Longitudinal bioluminescence imaging to increase the in vitro and in vivo screening efficiency of antifungal activity against Candida albicans biofilms
Grettje Vande Velde, KU Leuven
Fungal infections are a major problem in hospitals, in particular for the increasing number of immune-compromised patients. Candida albicans is an important human pathogen causing mucosal and deep tissue infections of which the majority is associated with biofilm formation on medical implants. Such biofilms have a huge impact on public health, as they are highly resistant against most antimycotics. Animal models of biofilm formation are indispensable for the investigation of biofilm antifungal resistance, the interaction with the host immune system and novel antifungal strategies that are effective in combatting biofilms. Currently, evaluation of the efficacy of antifungal prevention or treatment of biofilms is limited to ex vivo analyses, requiring the sacrifice of many animals in order to reach sufficient statistical power. As an alternative, we investigated the feasibility to perform non-invasive, dynamic imaging and quantification of in vitro and in vivo C. albicans biofilm formation and its treatment by using a bioluminescent C. albicans strain in a subcutaneous catheter model in mice.

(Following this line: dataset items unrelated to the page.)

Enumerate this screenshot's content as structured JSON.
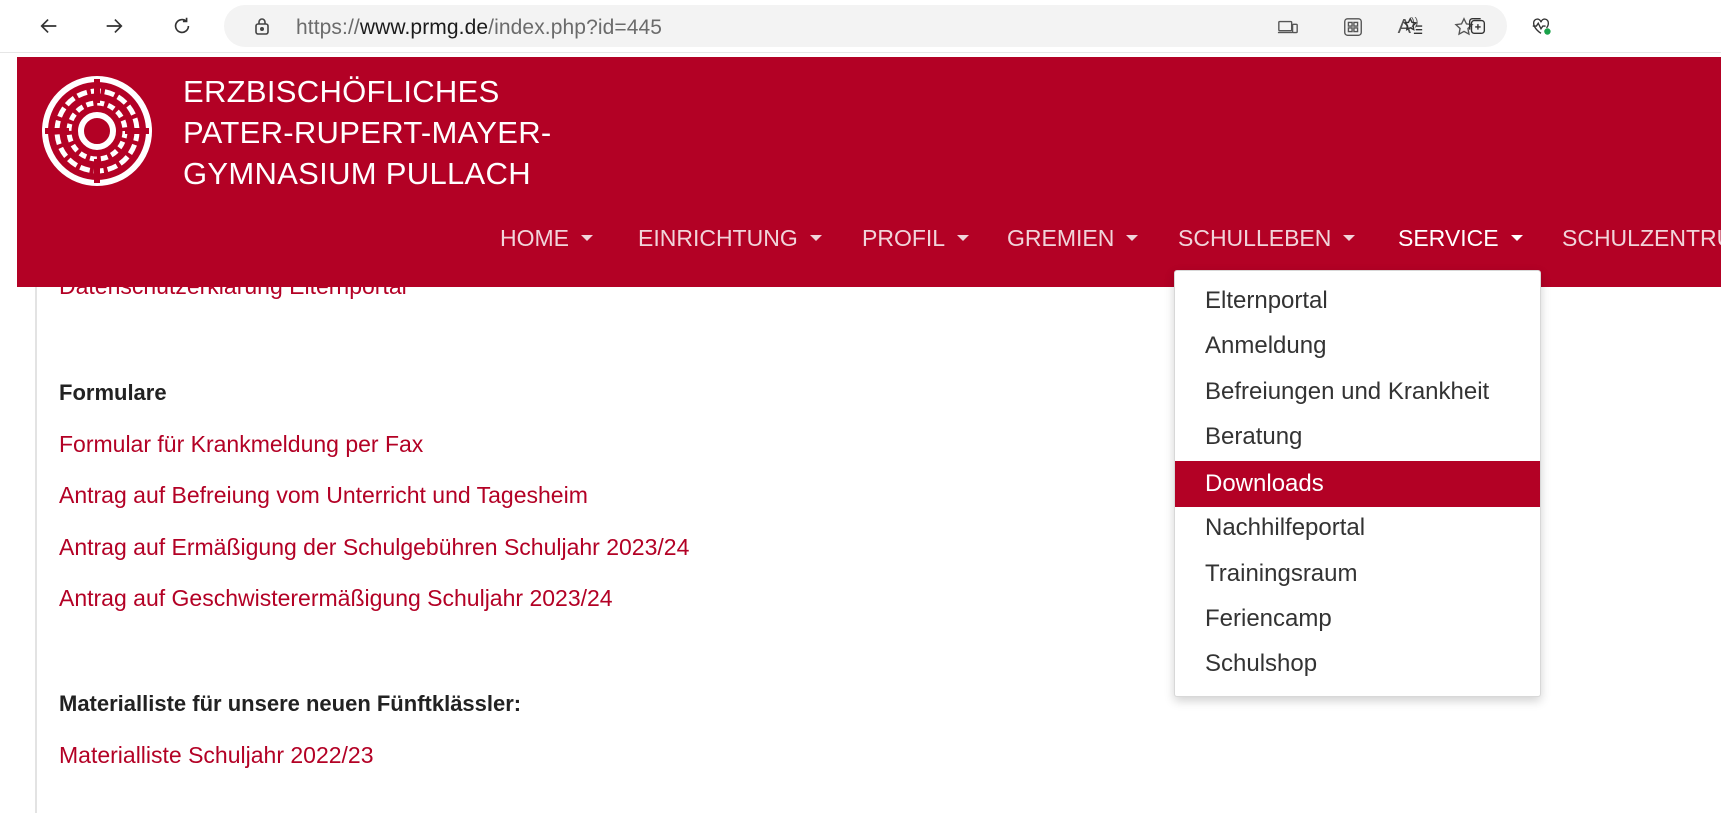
{
  "browser": {
    "url_prefix": "https://",
    "url_host": "www.prmg.de",
    "url_path": "/index.php?id=445",
    "toolbar_icons": [
      "back-icon",
      "forward-icon",
      "refresh-icon",
      "lock-icon",
      "devices-icon",
      "apps-icon",
      "read-aloud-icon",
      "favorite-star-icon",
      "favorites-icon",
      "collections-icon",
      "browser-health-icon"
    ],
    "read_aloud_label": "A"
  },
  "site": {
    "name_lines": [
      "ERZBISCHÖFLICHES",
      "PATER-RUPERT-MAYER-",
      "GYMNASIUM PULLACH"
    ],
    "brand_color": "#b30125",
    "nav": [
      {
        "label": "HOME"
      },
      {
        "label": "EINRICHTUNG"
      },
      {
        "label": "PROFIL"
      },
      {
        "label": "GREMIEN"
      },
      {
        "label": "SCHULLEBEN"
      },
      {
        "label": "SERVICE"
      },
      {
        "label": "SCHULZENTRU"
      }
    ]
  },
  "service_menu": {
    "items": [
      {
        "label": "Elternportal"
      },
      {
        "label": "Anmeldung"
      },
      {
        "label": "Befreiungen und Krankheit"
      },
      {
        "label": "Beratung"
      },
      {
        "label": "Downloads"
      },
      {
        "label": "Nachhilfeportal"
      },
      {
        "label": "Trainingsraum"
      },
      {
        "label": "Feriencamp"
      },
      {
        "label": "Schulshop"
      }
    ],
    "selected": "Downloads"
  },
  "content": {
    "partial_link": "Datenschutzerklärung Elternportal",
    "formulare_heading": "Formulare",
    "formulare_links": [
      "Formular für Krankmeldung per Fax",
      "Antrag auf Befreiung vom Unterricht und Tagesheim",
      "Antrag auf Ermäßigung der Schulgebühren Schuljahr 2023/24",
      "Antrag auf Geschwisterermäßigung Schuljahr 2023/24"
    ],
    "material_heading": "Materialliste für unsere neuen Fünftklässler:",
    "material_links": [
      "Materialliste Schuljahr 2022/23"
    ]
  }
}
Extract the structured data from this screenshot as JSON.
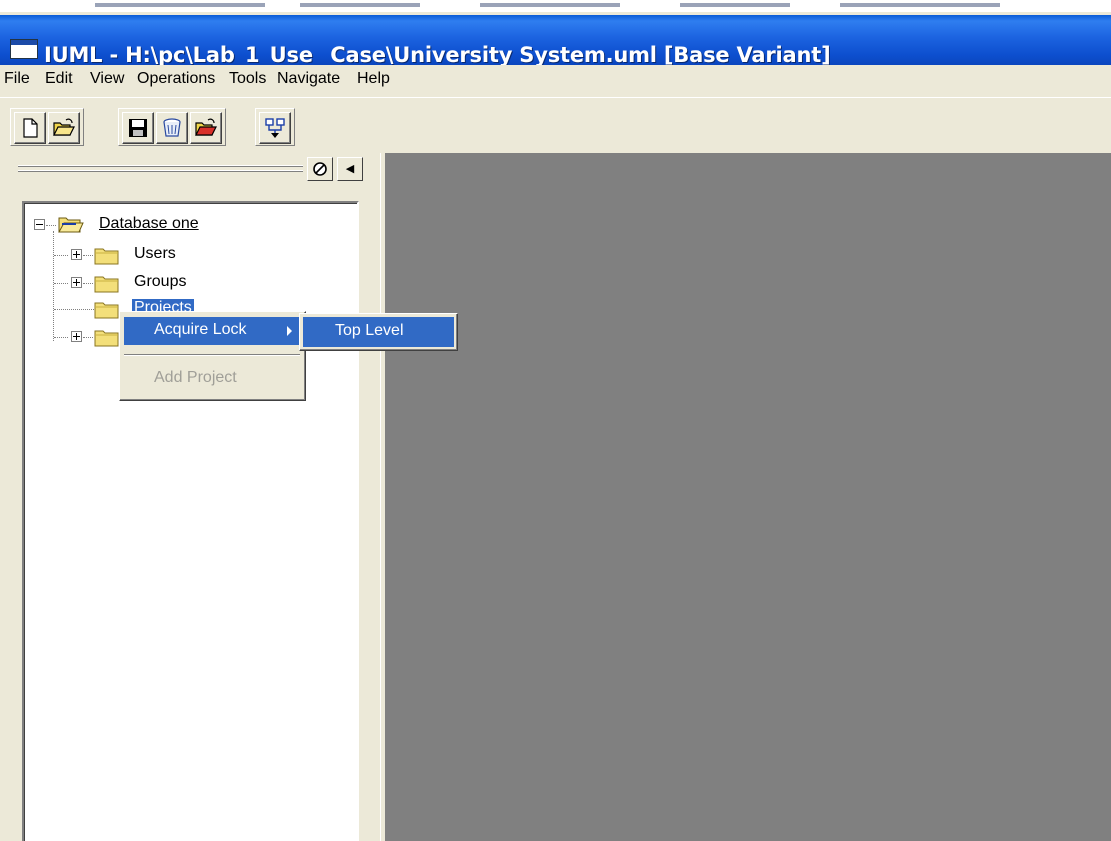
{
  "window": {
    "title": "IUML - H:\\pc\\Lab_1_Use _Case\\University System.uml [Base Variant]"
  },
  "menubar": {
    "items": [
      "File",
      "Edit",
      "View",
      "Operations",
      "Tools",
      "Navigate",
      "Help"
    ]
  },
  "toolbar": {
    "buttons": [
      {
        "icon": "new-document-icon"
      },
      {
        "icon": "open-folder-icon"
      },
      {
        "icon": "save-disk-icon"
      },
      {
        "icon": "recycle-bin-icon"
      },
      {
        "icon": "open-red-folder-icon"
      },
      {
        "icon": "diagram-tree-icon"
      }
    ]
  },
  "tree": {
    "root": "Database one",
    "children": [
      {
        "label": "Users",
        "expandable": true
      },
      {
        "label": "Groups",
        "expandable": true
      },
      {
        "label": "Projects",
        "expandable": false,
        "selected": true
      },
      {
        "label": "",
        "expandable": true
      }
    ]
  },
  "context_menu": {
    "items": [
      {
        "label": "Acquire Lock",
        "has_submenu": true,
        "active": true
      },
      {
        "label": "Add Project",
        "disabled": true
      }
    ],
    "submenu": {
      "items": [
        {
          "label": "Top Level",
          "active": true
        }
      ]
    }
  },
  "colors": {
    "titlebar": "#0d4fcf",
    "selection": "#316ac5",
    "workspace": "#808080",
    "face": "#ece9d8"
  }
}
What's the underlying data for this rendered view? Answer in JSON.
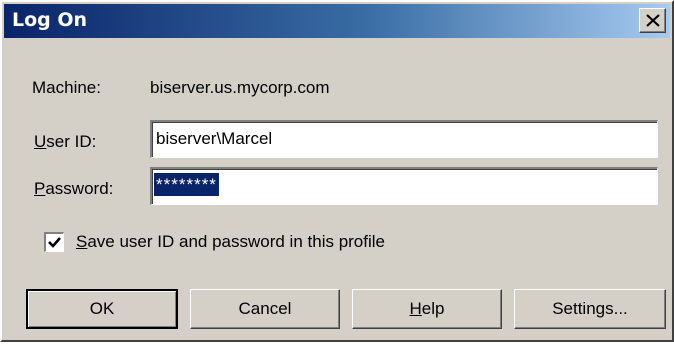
{
  "window": {
    "title": "Log On"
  },
  "machine": {
    "label": "Machine:",
    "value": "biserver.us.mycorp.com"
  },
  "user_id": {
    "label_mnemonic": "U",
    "label_rest": "ser ID:",
    "value": "biserver\\Marcel"
  },
  "password": {
    "label_mnemonic": "P",
    "label_rest": "assword:",
    "value": "********"
  },
  "save_checkbox": {
    "checked": true,
    "label_mnemonic": "S",
    "label_rest": "ave user ID and password in this profile"
  },
  "buttons": {
    "ok": "OK",
    "cancel": "Cancel",
    "help_mnemonic": "H",
    "help_rest": "elp",
    "settings": "Settings..."
  },
  "colors": {
    "titlebar_start": "#0a246a",
    "titlebar_end": "#a6caf0",
    "dialog_bg": "#d4d0c8",
    "selection": "#0a246a"
  }
}
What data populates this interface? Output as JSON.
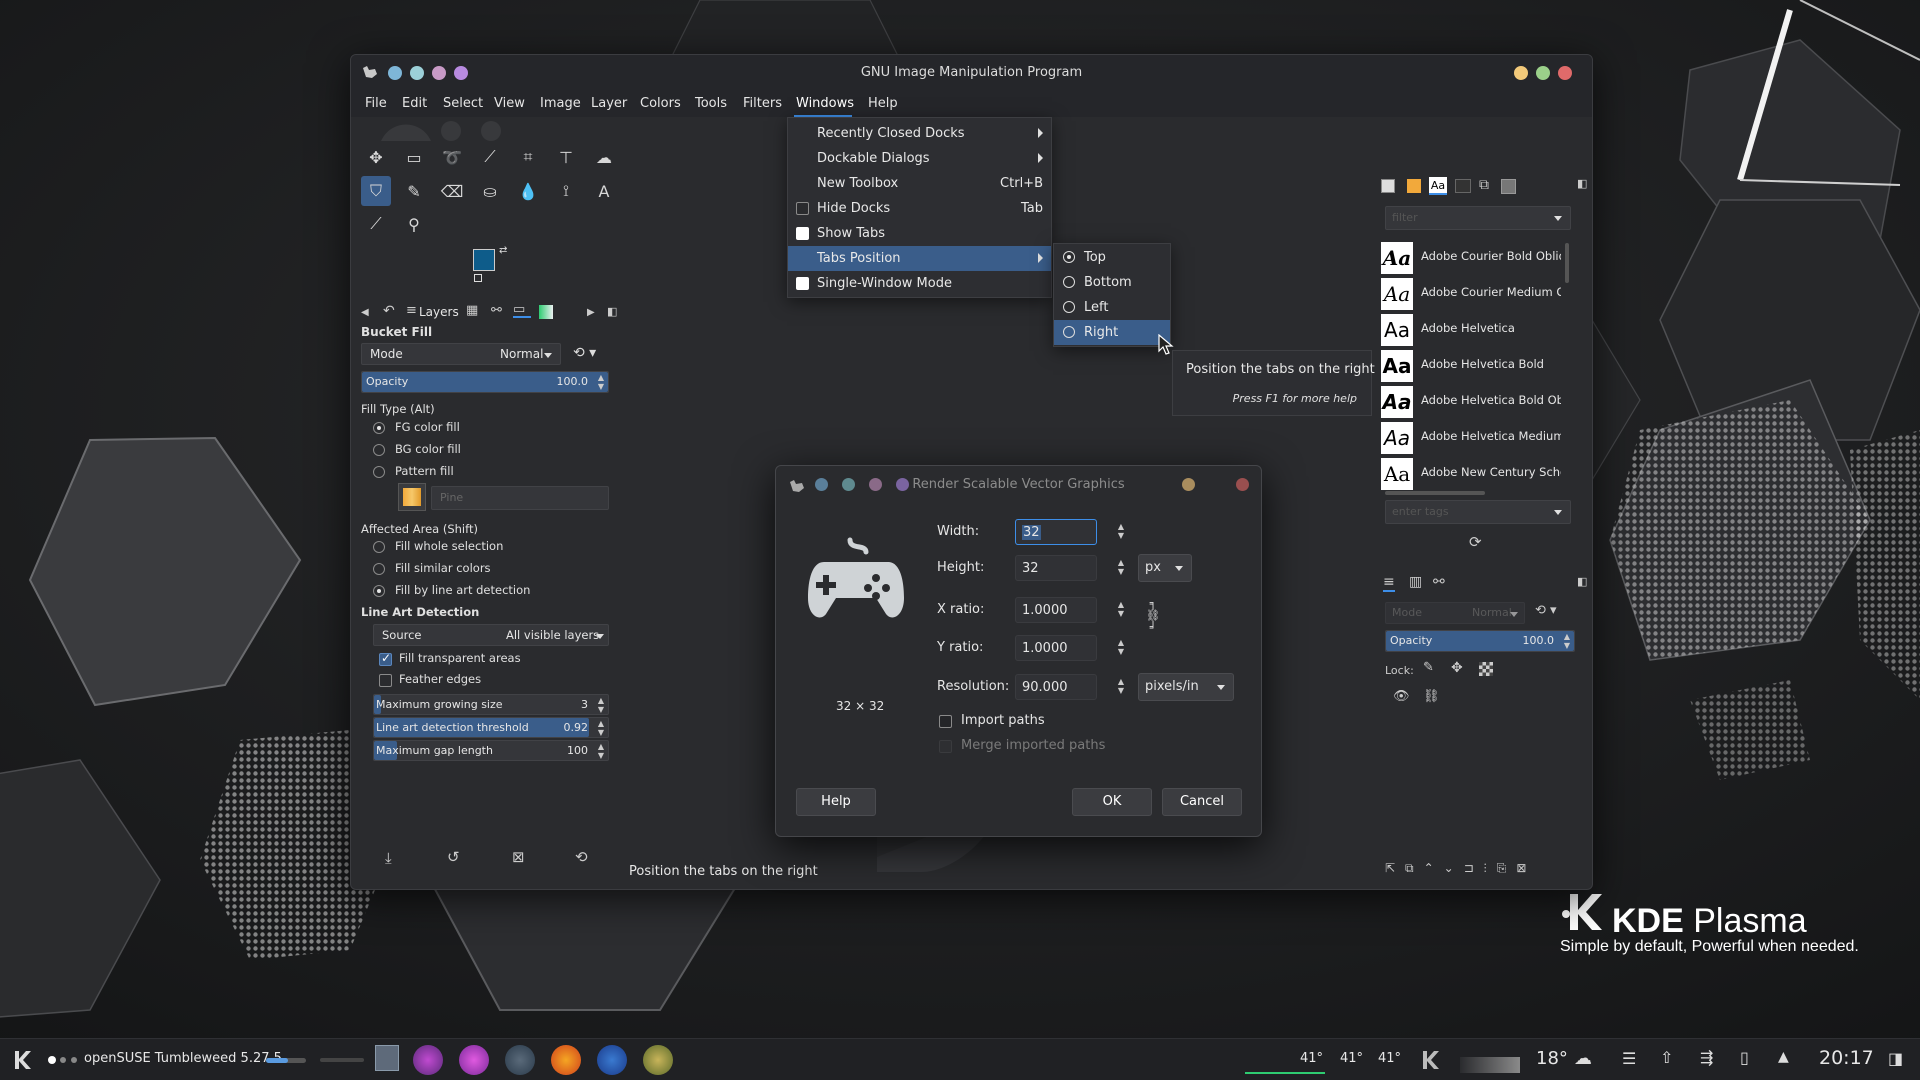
{
  "window": {
    "title": "GNU Image Manipulation Program"
  },
  "menubar": {
    "items": [
      "File",
      "Edit",
      "Select",
      "View",
      "Image",
      "Layer",
      "Colors",
      "Tools",
      "Filters",
      "Windows",
      "Help"
    ],
    "active": "Windows"
  },
  "windows_menu": {
    "items": [
      {
        "label": "Recently Closed Docks",
        "accel": "",
        "submenu": true,
        "check": null
      },
      {
        "label": "Dockable Dialogs",
        "accel": "",
        "submenu": true,
        "check": null
      },
      {
        "label": "New Toolbox",
        "accel": "Ctrl+B",
        "submenu": false,
        "check": null
      },
      {
        "label": "Hide Docks",
        "accel": "Tab",
        "submenu": false,
        "check": false
      },
      {
        "label": "Show Tabs",
        "accel": "",
        "submenu": false,
        "check": true
      },
      {
        "label": "Tabs Position",
        "accel": "",
        "submenu": true,
        "check": null,
        "highlighted": true
      },
      {
        "label": "Single-Window Mode",
        "accel": "",
        "submenu": false,
        "check": true
      }
    ]
  },
  "tabs_position_menu": {
    "items": [
      {
        "label": "Top",
        "selected": true
      },
      {
        "label": "Bottom",
        "selected": false
      },
      {
        "label": "Left",
        "selected": false
      },
      {
        "label": "Right",
        "selected": false,
        "highlighted": true
      }
    ]
  },
  "tooltip": {
    "text": "Position the tabs on the right",
    "help": "Press F1 for more help"
  },
  "tool_options": {
    "tab_label": "Layers",
    "title": "Bucket Fill",
    "mode_label": "Mode",
    "mode_value": "Normal",
    "opacity_label": "Opacity",
    "opacity_value": "100.0",
    "opacity_level": 1.0,
    "fill_type_label": "Fill Type  (Alt)",
    "fill_types": [
      {
        "label": "FG color fill",
        "selected": true
      },
      {
        "label": "BG color fill",
        "selected": false
      },
      {
        "label": "Pattern fill",
        "selected": false
      }
    ],
    "pattern_name": "Pine",
    "affected_area_label": "Affected Area  (Shift)",
    "affected_areas": [
      {
        "label": "Fill whole selection",
        "selected": false
      },
      {
        "label": "Fill similar colors",
        "selected": false
      },
      {
        "label": "Fill by line art detection",
        "selected": true
      }
    ],
    "line_art_label": "Line Art Detection",
    "source_label": "Source",
    "source_value": "All visible layers",
    "fill_transparent_label": "Fill transparent areas",
    "fill_transparent": true,
    "feather_label": "Feather edges",
    "feather": false,
    "max_growing_label": "Maximum growing size",
    "max_growing_value": "3",
    "max_growing_level": 0.03,
    "threshold_label": "Line art detection threshold",
    "threshold_value": "0.92",
    "threshold_level": 0.92,
    "max_gap_label": "Maximum gap length",
    "max_gap_value": "100",
    "max_gap_level": 0.1
  },
  "status_bar": {
    "text": "Position the tabs on the right"
  },
  "fonts_panel": {
    "filter_placeholder": "filter",
    "fonts": [
      {
        "glyph": "Aa",
        "name": "Adobe Courier Bold Obliqu"
      },
      {
        "glyph": "Aa",
        "name": "Adobe Courier Medium Obl"
      },
      {
        "glyph": "Aa",
        "name": "Adobe Helvetica"
      },
      {
        "glyph": "Aa",
        "name": "Adobe Helvetica Bold"
      },
      {
        "glyph": "Aa",
        "name": "Adobe Helvetica Bold Oblic"
      },
      {
        "glyph": "Aa",
        "name": "Adobe Helvetica Medium O"
      },
      {
        "glyph": "Aa",
        "name": "Adobe New Century School"
      }
    ],
    "tags_placeholder": "enter tags"
  },
  "layers_panel": {
    "mode_label": "Mode",
    "mode_value": "Normal",
    "opacity_label": "Opacity",
    "opacity_value": "100.0",
    "lock_label": "Lock:"
  },
  "svg_dialog": {
    "title": "Render Scalable Vector Graphics",
    "preview_size": "32 × 32",
    "width_label": "Width:",
    "width_value": "32",
    "height_label": "Height:",
    "height_value": "32",
    "unit": "px",
    "xratio_label": "X ratio:",
    "xratio_value": "1.0000",
    "yratio_label": "Y ratio:",
    "yratio_value": "1.0000",
    "resolution_label": "Resolution:",
    "resolution_value": "90.000",
    "resolution_unit": "pixels/in",
    "import_paths_label": "Import paths",
    "merge_paths_label": "Merge imported paths",
    "help_label": "Help",
    "ok_label": "OK",
    "cancel_label": "Cancel"
  },
  "desktop": {
    "brand_title_bold": "KDE",
    "brand_title_rest": " Plasma",
    "brand_subtitle": "Simple by default, Powerful when  needed."
  },
  "taskbar": {
    "activity_label": "openSUSE Tumbleweed 5.27.5",
    "temps": [
      "41°",
      "41°",
      "41°"
    ],
    "weather": "18°",
    "clock": "20:17"
  },
  "colors": {
    "accent": "#3a5d8a",
    "fg_color": "#0e5c8a",
    "bg_color": "#ffffff"
  }
}
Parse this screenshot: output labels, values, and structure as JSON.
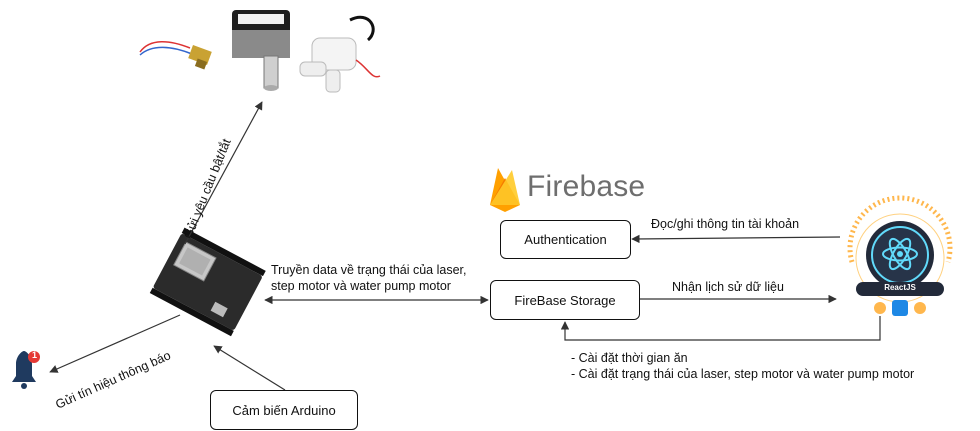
{
  "brand": {
    "firebase_name": "Firebase",
    "react_badge": "ReactJS"
  },
  "nodes": {
    "authentication": "Authentication",
    "storage": "FireBase Storage",
    "sensor": "Cảm biến Arduino",
    "notification_badge": "1"
  },
  "edges": {
    "board_to_actuators": "Gửi yêu cầu bật/tắt",
    "board_to_bell": "Gửi tín hiệu thông báo",
    "board_storage_line1": "Truyền data về trạng thái của laser,",
    "board_storage_line2": "step motor và water pump motor",
    "react_to_auth": "Đọc/ghi thông tin tài khoản",
    "storage_to_react": "Nhận lịch sử dữ liệu",
    "react_to_storage_line1": "- Cài đặt thời gian ăn",
    "react_to_storage_line2": "- Cài đặt trạng thái của laser, step motor và water pump motor"
  },
  "colors": {
    "line": "#333333",
    "firebase_yellow": "#FFCA28",
    "firebase_orange": "#F57C00",
    "firebase_amber": "#FFA000",
    "react_cyan": "#61DAFB",
    "react_dark": "#222a3a",
    "board_dark": "#2b2b2b",
    "bell_navy": "#1f3a5f",
    "badge_red": "#e53935"
  }
}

Mature 24h-old in vitro biofilms were formed on the bottom of 96-well plates by wild-type and gLuc-expressing C. albicans, washed twice and further incubated for 24 and 48h with different antifungals (fluconazole, amphotericin-B, anidulafungin, micafungin, caspofungin) in a concentration range from 64 µg/ml to 0,125 µg/ml. The resulting fungal load was quantified in parallel with BLI and CFU counting. For screening of antifungal activity against biofilms formed in vivo, gLuc-expressing C. albicans-inoculated catheter pieces were implanted on the lower back of immune-suppressed Balb/C mice (1, 2), allowed to form mature biofilms for 2 days after which antifungal treatment was started (daily during 7 days; fluconazole 125, amphotericin-B 5, anidulafungin 10, micafungin 30, caspofungin 10 mg/kg/day i.v.). The mice were imaged with BLI 2 (baseline), 6 and 9 days after implantation. After the last imaging time point the mice were sacrificed, catheters explanted and CFUs quantified for validation of the results.
In vitro BLI of antifungal activity against C. albicans biofilms resulted in a sufficiently high signal compared to background that allowed immediate, fast, reproducible and quantitative output regarding the dose and activity of different compounds, consistent with gold standard CFU results. Longitudinal monitoring of biofilms formed and treated with different antifungals in vivo using BLI allowed to evaluate and compare the efficacy of antifungal compounds against mature biofilms (Fig.1), thereby overcoming statistical issues with inherently highly variable baseline values. In vivo BLI results regarding the efficacy of amphotericin-B and echinocandins at the evaluated concentrations in mice was consistent with CFU counts. This imaging platform allows more powerful and efficient screening of efficacy, dose range, fungistatic versus fungicidal activity etc… of therapy options against mature biofilms, thereby refining preclinical studies.
1. Vande Velde G. et al. Methods Mol Biol 2014, 1098: 153-67.
2. Vande Velde G. et al. Cell Microbiol 2014, 16: 115-30.